Nous avons laissé les trois voyageurs dans le midi de l’Aïr. Les retards apportés à leur marche par les interminables délais de leurs compagnons indigènes les retinrent longuement dans les environs de Tintellust, et ce fut seulement en janvier 1851 qu’ils traversèrent par un temps froid, où plus d’une fois le thermomètre tomba presque à zéro, le Tagama, dont les habitans, bien que musulmans, venaient leur proposer leurs femmes ou leurs sœurs en échange de quelque présent, puis le Damergu, province tributaire de l’Asben, dont elle est le grenier. La fertilité, les productions, les animaux de ce pays le rattachent pleinement au Soudan. Les girafes y sont en assez grand nombre pour que les naturels mangent la chair de cet animal. Arrivés à la station de Tagelel, les trois voyageurs songèrent à se séparer pour multiplier le résultat de leurs travaux, Richardson résolut de se diriger par Zinder, dans l’est, vers le Tsad ; Overweg dut pénétrer dans l’ouest jusqu’à Gober et à Mariadi ; entre eux, Barth prit au sud la direction de Katsena et de Kano. La capitale du Bornu, Kukawa, qui devait être le centre de leurs voyages dans le Soudan, ainsi que jadis elle l’avait été de ceux de Denham, Oudney et Clapperton, fut désignée comme lieu de rendez-vous général.

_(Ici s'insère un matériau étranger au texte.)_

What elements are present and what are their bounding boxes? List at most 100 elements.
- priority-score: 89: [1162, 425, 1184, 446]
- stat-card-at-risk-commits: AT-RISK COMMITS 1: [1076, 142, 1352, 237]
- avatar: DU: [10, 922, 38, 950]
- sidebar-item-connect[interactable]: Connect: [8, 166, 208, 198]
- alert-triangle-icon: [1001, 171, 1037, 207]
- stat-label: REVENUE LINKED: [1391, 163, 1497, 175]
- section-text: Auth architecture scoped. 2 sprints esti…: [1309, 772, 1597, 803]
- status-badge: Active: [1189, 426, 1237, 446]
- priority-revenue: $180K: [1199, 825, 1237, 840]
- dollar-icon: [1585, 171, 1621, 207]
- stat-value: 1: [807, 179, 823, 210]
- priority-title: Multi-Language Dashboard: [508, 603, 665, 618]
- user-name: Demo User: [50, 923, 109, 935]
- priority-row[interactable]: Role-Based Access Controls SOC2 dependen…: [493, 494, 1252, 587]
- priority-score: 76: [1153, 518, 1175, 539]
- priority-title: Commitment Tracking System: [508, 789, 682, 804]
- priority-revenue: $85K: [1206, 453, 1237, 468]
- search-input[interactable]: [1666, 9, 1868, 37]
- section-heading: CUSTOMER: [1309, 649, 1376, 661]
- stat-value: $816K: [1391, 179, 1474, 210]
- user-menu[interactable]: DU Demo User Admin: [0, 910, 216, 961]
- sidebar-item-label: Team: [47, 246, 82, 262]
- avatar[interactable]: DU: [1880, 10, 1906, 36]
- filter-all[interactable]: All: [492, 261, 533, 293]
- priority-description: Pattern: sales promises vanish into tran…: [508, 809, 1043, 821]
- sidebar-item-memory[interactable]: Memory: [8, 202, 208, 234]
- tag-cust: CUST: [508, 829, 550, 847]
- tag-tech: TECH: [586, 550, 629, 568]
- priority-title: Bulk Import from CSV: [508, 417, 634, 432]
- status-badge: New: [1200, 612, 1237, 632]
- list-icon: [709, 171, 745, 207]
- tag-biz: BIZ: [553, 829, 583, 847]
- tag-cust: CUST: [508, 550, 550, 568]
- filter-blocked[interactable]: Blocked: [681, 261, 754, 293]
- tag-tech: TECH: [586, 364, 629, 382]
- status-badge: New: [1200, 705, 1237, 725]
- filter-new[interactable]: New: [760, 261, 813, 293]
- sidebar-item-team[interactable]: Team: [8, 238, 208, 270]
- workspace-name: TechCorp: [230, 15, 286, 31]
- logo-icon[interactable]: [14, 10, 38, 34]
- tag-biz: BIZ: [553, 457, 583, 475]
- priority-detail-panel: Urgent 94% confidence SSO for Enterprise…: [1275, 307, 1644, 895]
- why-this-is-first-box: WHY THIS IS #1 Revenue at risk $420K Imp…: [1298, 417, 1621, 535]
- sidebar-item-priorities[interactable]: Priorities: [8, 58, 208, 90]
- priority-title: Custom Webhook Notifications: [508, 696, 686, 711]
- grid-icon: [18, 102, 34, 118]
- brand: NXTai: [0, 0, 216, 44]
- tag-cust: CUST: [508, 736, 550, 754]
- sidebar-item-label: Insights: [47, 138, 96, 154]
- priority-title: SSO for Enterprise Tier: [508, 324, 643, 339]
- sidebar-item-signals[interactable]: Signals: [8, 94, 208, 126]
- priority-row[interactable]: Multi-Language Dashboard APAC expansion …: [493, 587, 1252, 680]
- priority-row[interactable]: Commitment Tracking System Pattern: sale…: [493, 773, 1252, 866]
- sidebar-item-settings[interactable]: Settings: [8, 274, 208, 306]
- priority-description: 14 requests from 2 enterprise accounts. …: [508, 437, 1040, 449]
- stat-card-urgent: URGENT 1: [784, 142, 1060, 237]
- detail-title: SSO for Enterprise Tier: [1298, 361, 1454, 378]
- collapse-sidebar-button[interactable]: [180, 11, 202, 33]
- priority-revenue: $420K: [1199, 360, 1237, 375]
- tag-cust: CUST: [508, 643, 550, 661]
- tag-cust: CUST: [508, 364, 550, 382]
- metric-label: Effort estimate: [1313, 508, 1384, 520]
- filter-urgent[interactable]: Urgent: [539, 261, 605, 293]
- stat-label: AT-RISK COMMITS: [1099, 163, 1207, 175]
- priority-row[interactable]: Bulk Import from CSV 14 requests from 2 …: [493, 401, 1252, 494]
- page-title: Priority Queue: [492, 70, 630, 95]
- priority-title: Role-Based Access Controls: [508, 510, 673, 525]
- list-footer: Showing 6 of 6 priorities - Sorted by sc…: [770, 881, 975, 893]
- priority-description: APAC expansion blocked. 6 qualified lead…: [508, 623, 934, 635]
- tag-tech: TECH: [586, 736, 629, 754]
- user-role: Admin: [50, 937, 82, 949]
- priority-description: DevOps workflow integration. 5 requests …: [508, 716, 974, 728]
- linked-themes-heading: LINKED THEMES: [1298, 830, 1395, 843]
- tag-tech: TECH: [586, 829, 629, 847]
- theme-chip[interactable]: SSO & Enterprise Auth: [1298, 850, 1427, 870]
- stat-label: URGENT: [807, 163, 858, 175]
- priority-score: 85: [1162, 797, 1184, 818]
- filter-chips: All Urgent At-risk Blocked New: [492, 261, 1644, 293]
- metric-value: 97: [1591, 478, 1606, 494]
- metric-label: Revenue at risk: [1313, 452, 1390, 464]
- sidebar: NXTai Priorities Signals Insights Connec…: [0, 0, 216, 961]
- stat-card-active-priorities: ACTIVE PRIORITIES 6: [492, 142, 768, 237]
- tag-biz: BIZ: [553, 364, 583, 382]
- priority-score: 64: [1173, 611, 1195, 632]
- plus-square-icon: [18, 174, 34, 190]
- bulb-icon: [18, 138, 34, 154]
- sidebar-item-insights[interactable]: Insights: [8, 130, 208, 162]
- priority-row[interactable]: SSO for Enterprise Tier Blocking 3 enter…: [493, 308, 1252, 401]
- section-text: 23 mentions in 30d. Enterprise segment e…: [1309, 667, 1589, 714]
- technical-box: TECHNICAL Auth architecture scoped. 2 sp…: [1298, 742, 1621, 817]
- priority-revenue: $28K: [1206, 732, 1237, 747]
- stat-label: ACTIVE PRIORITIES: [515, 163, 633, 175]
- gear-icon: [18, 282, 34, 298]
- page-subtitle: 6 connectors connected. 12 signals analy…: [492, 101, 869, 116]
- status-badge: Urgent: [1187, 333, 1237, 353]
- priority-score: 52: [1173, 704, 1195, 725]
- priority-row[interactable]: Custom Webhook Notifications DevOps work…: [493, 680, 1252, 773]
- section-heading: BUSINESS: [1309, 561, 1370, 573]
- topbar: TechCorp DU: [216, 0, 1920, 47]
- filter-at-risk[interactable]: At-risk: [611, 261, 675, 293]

Barth et Overweg ne se séparèrent que vers Tasawa, qui est le chef-lieu d’une province du même nom placée sous la domination des Fellani. Du Tasawa, qui ne présente rien de très particulier, Barth poursuivit sa marche, sans quitter la caravane qu’il accompagnait depuis Tagelel, et entra dans la vaste cité de Katsena. C’est une ville à portes étroites, à longues murailles ; les maisons y sont rares et entourées de champs en culture. Il en est ainsi de toutes les villes du Soudan : elles embrassent dans leur circonférence

  1. Voyez la Revue du 1er août 1857.